CBS NFL analyst Dan Dierdorf today announced he will retire from the broadcast booth following this season. Dierdorf is the longest-tenured NFL TV analyst and has most recently been teamed with CBS’ Greg Gumbel. The Pro Football HOFer has spent the last 30 years in the booth, including 12 years as part of "MNF," following a 13-year playing career. Dierdorf began his NFL broadcasting career in ’84 doing color analysis for St. Louis-based KMOX-AM’s Cardinals telecasts, as well as for CBS Radio Network (CBS). Bleacher Report's Aaron Nagler wrote on his Twitter account, "People love to make fun, but I'll miss him. His voice meant football was on." Author Jeff Pearlman wrote, "People have been waaaay too hard on the man. True pro, good at his job. No one's perfect -- but solid." SI.com's Richard Deitsch wrote, "I'd look for Ian Eagle and Dan Fouts to be bumped up to the No. 2 NFL team at CBS."

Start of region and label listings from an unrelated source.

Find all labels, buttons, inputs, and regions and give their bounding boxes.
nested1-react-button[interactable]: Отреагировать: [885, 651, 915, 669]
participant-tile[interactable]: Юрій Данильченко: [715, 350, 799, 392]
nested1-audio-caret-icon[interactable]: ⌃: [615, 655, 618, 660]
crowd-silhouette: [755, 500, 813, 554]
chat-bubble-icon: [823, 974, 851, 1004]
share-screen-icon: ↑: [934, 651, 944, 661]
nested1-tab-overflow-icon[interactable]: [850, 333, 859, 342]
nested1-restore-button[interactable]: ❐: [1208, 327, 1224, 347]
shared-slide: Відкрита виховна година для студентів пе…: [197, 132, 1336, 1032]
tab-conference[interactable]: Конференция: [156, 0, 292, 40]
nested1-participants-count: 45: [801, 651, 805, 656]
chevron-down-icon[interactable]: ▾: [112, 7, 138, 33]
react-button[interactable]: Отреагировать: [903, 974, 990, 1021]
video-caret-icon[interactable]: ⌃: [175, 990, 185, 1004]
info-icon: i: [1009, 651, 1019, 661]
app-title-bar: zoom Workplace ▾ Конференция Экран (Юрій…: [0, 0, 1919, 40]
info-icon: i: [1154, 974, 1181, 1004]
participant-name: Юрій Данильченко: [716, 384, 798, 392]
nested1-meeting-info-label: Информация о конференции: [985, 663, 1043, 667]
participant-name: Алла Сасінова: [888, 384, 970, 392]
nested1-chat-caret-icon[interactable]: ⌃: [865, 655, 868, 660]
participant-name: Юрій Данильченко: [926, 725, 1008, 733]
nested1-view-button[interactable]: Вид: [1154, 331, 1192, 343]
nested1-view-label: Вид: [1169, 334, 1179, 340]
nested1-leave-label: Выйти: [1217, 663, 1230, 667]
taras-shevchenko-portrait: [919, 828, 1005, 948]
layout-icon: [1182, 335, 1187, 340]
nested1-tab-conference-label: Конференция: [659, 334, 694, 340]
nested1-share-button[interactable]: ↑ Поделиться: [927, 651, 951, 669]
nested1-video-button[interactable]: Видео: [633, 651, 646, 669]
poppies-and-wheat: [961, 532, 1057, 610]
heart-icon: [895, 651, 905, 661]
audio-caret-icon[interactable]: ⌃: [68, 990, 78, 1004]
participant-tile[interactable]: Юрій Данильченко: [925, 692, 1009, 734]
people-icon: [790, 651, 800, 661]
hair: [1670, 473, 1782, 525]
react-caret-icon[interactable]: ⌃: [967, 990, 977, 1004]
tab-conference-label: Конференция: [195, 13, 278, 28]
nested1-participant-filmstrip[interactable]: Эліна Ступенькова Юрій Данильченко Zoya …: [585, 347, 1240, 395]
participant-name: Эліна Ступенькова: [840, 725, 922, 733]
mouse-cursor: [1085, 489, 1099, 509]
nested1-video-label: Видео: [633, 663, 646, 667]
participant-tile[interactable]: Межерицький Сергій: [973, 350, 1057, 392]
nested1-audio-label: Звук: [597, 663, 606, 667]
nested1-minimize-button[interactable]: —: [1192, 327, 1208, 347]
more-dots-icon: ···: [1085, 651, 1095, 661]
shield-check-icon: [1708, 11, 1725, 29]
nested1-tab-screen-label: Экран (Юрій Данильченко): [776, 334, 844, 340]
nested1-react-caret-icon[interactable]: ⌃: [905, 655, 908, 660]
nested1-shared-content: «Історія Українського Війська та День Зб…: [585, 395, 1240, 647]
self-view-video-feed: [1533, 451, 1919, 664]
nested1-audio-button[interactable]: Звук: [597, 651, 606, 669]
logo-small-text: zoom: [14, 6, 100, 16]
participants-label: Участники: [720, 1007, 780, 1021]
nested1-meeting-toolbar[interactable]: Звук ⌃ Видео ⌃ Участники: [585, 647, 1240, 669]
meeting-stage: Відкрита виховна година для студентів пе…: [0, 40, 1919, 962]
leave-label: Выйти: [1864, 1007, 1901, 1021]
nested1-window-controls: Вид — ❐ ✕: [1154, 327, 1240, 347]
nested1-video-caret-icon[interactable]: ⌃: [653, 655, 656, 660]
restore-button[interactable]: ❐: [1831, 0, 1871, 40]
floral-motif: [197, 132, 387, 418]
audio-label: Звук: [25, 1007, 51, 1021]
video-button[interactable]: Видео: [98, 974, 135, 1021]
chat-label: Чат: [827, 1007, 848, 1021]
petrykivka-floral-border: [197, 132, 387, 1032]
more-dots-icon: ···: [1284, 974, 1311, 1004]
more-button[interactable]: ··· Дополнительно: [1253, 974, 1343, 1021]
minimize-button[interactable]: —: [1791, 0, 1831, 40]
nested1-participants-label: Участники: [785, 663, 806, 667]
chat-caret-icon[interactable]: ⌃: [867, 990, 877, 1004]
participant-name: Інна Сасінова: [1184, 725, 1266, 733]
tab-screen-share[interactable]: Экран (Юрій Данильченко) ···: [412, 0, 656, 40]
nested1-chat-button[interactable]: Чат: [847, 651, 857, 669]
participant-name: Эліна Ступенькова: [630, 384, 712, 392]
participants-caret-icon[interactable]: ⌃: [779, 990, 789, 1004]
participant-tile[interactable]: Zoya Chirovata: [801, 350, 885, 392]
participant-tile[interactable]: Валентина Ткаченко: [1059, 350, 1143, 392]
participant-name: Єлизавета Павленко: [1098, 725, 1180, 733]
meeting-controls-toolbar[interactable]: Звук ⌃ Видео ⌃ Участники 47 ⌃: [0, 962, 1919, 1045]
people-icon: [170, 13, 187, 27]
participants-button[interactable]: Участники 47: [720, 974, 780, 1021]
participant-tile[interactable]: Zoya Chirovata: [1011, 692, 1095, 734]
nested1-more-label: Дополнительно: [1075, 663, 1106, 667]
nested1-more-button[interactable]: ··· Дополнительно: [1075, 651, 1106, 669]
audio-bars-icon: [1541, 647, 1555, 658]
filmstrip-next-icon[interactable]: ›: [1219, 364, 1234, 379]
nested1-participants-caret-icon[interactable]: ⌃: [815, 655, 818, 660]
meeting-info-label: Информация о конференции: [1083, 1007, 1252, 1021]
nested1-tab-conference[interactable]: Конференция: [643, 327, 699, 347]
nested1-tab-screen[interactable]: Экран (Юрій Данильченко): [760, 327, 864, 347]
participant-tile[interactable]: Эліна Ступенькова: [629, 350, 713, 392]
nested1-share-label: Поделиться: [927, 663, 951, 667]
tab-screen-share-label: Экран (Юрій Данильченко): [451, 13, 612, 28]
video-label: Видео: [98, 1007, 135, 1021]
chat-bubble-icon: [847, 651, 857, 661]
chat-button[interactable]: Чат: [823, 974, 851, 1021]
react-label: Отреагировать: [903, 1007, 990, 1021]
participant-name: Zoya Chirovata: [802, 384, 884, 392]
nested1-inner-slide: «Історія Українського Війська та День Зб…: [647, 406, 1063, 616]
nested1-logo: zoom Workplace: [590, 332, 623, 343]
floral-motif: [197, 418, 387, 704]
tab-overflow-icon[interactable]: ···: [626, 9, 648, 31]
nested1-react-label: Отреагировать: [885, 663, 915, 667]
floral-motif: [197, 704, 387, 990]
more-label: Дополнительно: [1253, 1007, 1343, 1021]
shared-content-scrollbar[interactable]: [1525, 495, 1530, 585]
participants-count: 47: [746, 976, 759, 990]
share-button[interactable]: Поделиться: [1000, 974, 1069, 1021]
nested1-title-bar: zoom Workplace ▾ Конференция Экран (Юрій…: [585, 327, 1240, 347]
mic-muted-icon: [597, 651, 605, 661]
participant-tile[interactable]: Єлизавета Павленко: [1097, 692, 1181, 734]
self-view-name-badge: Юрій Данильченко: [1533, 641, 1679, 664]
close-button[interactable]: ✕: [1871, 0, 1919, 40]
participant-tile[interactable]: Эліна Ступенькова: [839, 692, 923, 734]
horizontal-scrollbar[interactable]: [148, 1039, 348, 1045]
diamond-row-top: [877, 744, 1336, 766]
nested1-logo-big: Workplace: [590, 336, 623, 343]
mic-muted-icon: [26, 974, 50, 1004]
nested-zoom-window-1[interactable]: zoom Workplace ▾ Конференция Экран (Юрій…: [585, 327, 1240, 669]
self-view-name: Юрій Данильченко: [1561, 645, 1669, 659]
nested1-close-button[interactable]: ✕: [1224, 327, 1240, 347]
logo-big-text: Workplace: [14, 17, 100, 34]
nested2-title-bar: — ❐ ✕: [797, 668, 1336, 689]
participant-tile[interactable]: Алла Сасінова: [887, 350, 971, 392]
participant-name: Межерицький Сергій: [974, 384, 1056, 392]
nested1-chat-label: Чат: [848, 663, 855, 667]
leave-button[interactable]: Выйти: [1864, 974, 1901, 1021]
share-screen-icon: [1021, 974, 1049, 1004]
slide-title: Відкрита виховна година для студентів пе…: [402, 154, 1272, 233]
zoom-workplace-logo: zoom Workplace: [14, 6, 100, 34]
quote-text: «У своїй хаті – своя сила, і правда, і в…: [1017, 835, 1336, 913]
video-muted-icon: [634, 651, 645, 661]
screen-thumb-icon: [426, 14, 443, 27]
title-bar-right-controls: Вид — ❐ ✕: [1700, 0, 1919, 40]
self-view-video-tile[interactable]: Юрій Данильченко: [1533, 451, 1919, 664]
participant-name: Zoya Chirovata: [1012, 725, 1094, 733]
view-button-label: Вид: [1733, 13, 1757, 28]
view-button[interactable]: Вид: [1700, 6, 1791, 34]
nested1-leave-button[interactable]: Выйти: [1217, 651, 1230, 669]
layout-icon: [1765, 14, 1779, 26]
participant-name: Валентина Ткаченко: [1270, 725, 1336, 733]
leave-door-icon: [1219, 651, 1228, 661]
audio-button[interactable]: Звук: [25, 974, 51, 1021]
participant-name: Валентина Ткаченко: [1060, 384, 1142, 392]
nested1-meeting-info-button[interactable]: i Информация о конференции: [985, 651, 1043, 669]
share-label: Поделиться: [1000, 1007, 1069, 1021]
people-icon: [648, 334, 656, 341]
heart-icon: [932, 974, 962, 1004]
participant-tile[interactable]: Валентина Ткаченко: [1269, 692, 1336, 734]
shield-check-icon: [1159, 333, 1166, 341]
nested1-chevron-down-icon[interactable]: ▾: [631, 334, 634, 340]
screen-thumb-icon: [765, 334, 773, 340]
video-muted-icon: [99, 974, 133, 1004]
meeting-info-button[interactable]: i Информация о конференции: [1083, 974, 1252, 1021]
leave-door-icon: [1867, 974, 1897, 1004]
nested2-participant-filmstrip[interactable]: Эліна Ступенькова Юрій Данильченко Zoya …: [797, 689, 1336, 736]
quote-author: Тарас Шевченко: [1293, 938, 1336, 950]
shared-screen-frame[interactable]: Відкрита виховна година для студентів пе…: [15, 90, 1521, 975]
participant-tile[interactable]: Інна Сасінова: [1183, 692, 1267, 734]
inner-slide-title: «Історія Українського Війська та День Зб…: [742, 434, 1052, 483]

OUR TOWN: In Charlotte, Erik Spanberg noted the Patriots-Panthers "MNF" game was watched by 656,320 people in the Charlotte market, up 44% the Panthers' previous season best of 455,580 viewers for WJZY-Fox' Nov. 10 telecast of Panthers-49ers. Panthers-Patriots drew 347,490 viewers on the local ABC affiliate and 308,830 local viewers on ESPN (BIZJOURNALS.com, 11/19). In Houston, David Barron noted KHOU-CBS drew a 21.5 local rating for Sunday's Raiders-Texans game, down from a 27.3 rating from the Nov. 10 Texans-Cardinals game (CHRON.com, 11/18).
LANDING ON BOTH FEET: CBSSN's Amy Trask said of her role with the net, "When I resigned my position with the Raiders, I had no plan, no idea, no thought as to what I would choose for my next adventure. ... I had an opportunity to speak with a group of CBS and CBS Sports Network representatives, and their vision, passion, intelligence, creativity and enthusiasm was very exciting and very enticing." Trask added, "This new adventure is terrifying, but the entire CBS, CBS Sports Network and 'TOPS' team is tremendous -- supportive, encouraging and tremendously helpful in every regard." Trask said of adjusting to being a TV analyst, "I find it quite a challenge to share my thoughts and views in a manner which is ideal for television. I tend to be a reflective, thoughtful speaker and I must learn to speak more concisely" (ESPNW.com, 11/19).
TIME FOR A CHANGE? In Cleveland, Mark Dawidziak reports U.S. Sen. Sherrod Brown (D-Ohio) this week called on the FCC "to eliminate the Sports Blackout Rule," which was instituted in '73. Brown said, "I really don't want to go through the legislative process. My intent is work with the FCC to encourage them to change this, or to get the NFL to change its policy. We'll see if something comes down the line in the next few weeks and months. The NFL has bigger issues to deal with. They're under a lot of public criticism right now, but this would be a small step in respecting the fans" (Cleveland PLAIN DEALER, 11/20).